This year, the annual Telecommunications Policy Research Conference (TPRC) took place in the USA. The TPRC confers on information policy and assembles researchers and policy makers from industry, government, academia and NGOs. This year, a particular panel (Rural Broadband Policies in a Cross-National Comparison) was organised by Bibi Reisdorf. What emerged from this panel was that several highly technologically developed countries like the US, the UK, Canada and Australia continue to experience urban/rural digital divides.
Access to high-speed internet via broadband connections is a persistent urban/rural divide problem despite varying developments supposedly designed to resolve this issue. Yet, even today, high-speed broadband access is still denied in many rural areas.

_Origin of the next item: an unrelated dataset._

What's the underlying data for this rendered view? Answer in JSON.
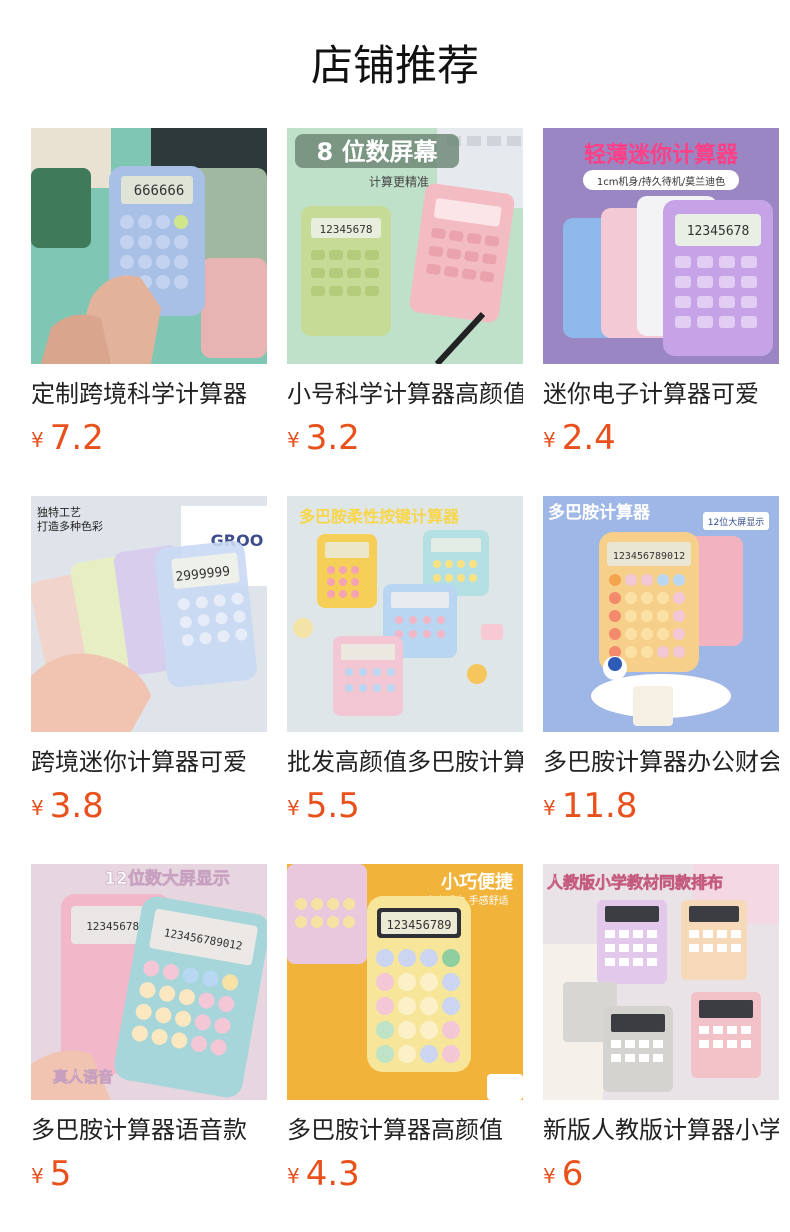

In the UK, and despite the government’s insistence that there has been a steady roll-out of high-speed broadband connectivity to more than four-fifths of UK homes and businesses, a significant percentage of the population remains unable to access to the super-fast service. The government’s Broadband Delivery UK (BDUK) programme boasts that 95% of the UK will have broadband access to at least 24 Mbps by 2017, using fast fibre optic networks connected to BT’s street cabinets. However, connection to individual premises remains through much slower through copper cables. In fact, millions of people are still unable to achieve even basic broadband connection as the signals drop off exponentially with increasing distance from these cabinets. In addition, reliability is not guaranteed as connections fail for no apparent reason, other than inclement weather.
The government announced in April this year that approximately £10m worth of funding for broadband in the south-west would be available for locally-based projects. In a statement it said: “BDUK will start working with local projects immediately to determine the most effective way of delivering this support.”